Мы видим, что экспериментальный диалог соответствует в высшей степени специфической процедуре. Природа, как на судебном заседании, подвергается с помощью экспериментирования перекрестному допросу именем априорных принципов. Ответы природы записываются с величайшей точностью, но их правильность оценивается в терминах той самой идеализации, которой физик руководствуется при постановке эксперимента. Все остальное считается не информацией, праздной болтовней, вторичными эффектами, которыми можно пренебречь. Может случиться и так, что природа отвергнет рассматриваемую теоретическую гипотезу. Тем не менее и отвергнутая гипотеза продолжает использоваться как эталон для измерения следствий и значимости ответа на поставленный вопрос, каким бы ответ ни был. Именно на эту императивную манеру постановки вопросов природе ссылается Хайдеггер в своей аргументации против научной рациональности.
Для нас экспериментальный метод является поистине искусством, т. е. мы считаем, что в основе его лежат особые навыки и умение, а не общие правила. Будучи искусством, экспериментальный метод никогда не гарантирует успех, всегда оставаясь на милости тривиальности или неверного суждения. Ни один методологический принцип не может исключить, например, риска зайти в тупик в ходе научного исследования. Экспериментальный метод есть искусство постановки интересного вопроса и перебора всех следствий, вытекающих из лежащей в основе его теоретической схемы, всех ответов, которые могла бы дать природа на выбранном экспериментатором теоретическом языке. Из конкретной сложности и многообразия явлений природы необходимо выбрать одно-единственное явление, в котором с наибольшей вероятностью ясно и однозначно должны быть воплощены следствия из рассматриваемой теории. Это явление затем надлежит абстрагировать от окружающей среды и «инсценировать» для того, чтобы теорию можно было подвергнуть воспроизводимой проверке, результаты и методы которой допускали бы передачу любому заинтересованному лицу.
Хотя такого рода экспериментальная процедура с самого начала вызывала (и продолжает вызывать) серьезные нарекания, отвергалась эмпириками и подвергалась острой критике со стороны представителей других течений философской и естественнонаучной мысли, не без основания сравнивавшими ее с пыткой природы, с допросом на дыбе, она пережила все модификации теоретического содержания научных описаний и в конечном счете определила новый метод исследования, введенный современной наукой.
Экспериментальная процедура может становиться и орудием чисто теоретического анализа.

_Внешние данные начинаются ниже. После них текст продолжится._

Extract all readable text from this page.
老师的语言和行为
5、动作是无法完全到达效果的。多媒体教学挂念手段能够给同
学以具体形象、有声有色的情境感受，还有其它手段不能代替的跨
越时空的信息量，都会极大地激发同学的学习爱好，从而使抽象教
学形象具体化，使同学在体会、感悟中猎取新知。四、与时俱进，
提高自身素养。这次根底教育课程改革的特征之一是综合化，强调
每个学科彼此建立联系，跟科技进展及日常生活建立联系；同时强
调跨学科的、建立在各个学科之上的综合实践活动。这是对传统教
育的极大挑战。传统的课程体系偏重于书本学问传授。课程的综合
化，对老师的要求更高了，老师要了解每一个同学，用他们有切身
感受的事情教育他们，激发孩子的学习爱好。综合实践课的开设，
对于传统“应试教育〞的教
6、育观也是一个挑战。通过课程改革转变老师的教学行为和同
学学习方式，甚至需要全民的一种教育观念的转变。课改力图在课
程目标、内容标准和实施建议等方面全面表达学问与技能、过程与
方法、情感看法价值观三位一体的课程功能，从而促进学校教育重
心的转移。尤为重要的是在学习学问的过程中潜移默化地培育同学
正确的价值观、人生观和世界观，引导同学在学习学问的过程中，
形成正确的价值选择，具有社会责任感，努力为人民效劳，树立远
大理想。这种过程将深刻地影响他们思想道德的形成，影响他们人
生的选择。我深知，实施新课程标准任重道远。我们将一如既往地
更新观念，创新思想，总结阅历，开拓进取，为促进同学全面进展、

Эта ее разновидность известна под названием «мысленного эксперимента»: физик мысленно представляет себе экспериментальные ситуации, целиком подчиняющиеся теоретическим принципам, и тем самым получает возможность осознать, к каким следствиям приводят выбранные им в данной ситуации теоретические принципы. Мысленные эксперименты сыграли решающую роль в работах Галилея. Ныне они находятся в самом центре исследования последствий концептуальных переворотов в современной физике, произведенных теорией относительности и квантовой механикой. Один из наиболее знаменитых мысленных экспериментов был предложен Эйнштейном (так называемый «поезд Эйнштейна»). Представим себе наблюдателя, едущего в поезде и измеряющего скорость света, испускаемого фонарями на обочине дороги, т. е. движущегося со скоростью с в системе отсчета, относительно которой поезд движется со скоростью v. По классической теореме сложения скоростей наблюдатель, едущий в поезде, должен был бы приписать свету, распространяющемуся в направлении движения поезда, скорость с—v. Однако классические рассуждения содержат явную нелепость, выявить которую и должен предложенный Эйнштейном мысленный эксперимент. В теории относительности скорость света выступает как универсальная постоянная природы. В любой инерциальной системе отсчета скорость света всегда одна и та же. С тех пор и поныне «поезд Эйнштейна» безостановочно движется, помогая исследовать физические следствия глубоких перемен в основах науки, вызванных специальной теорией относительности.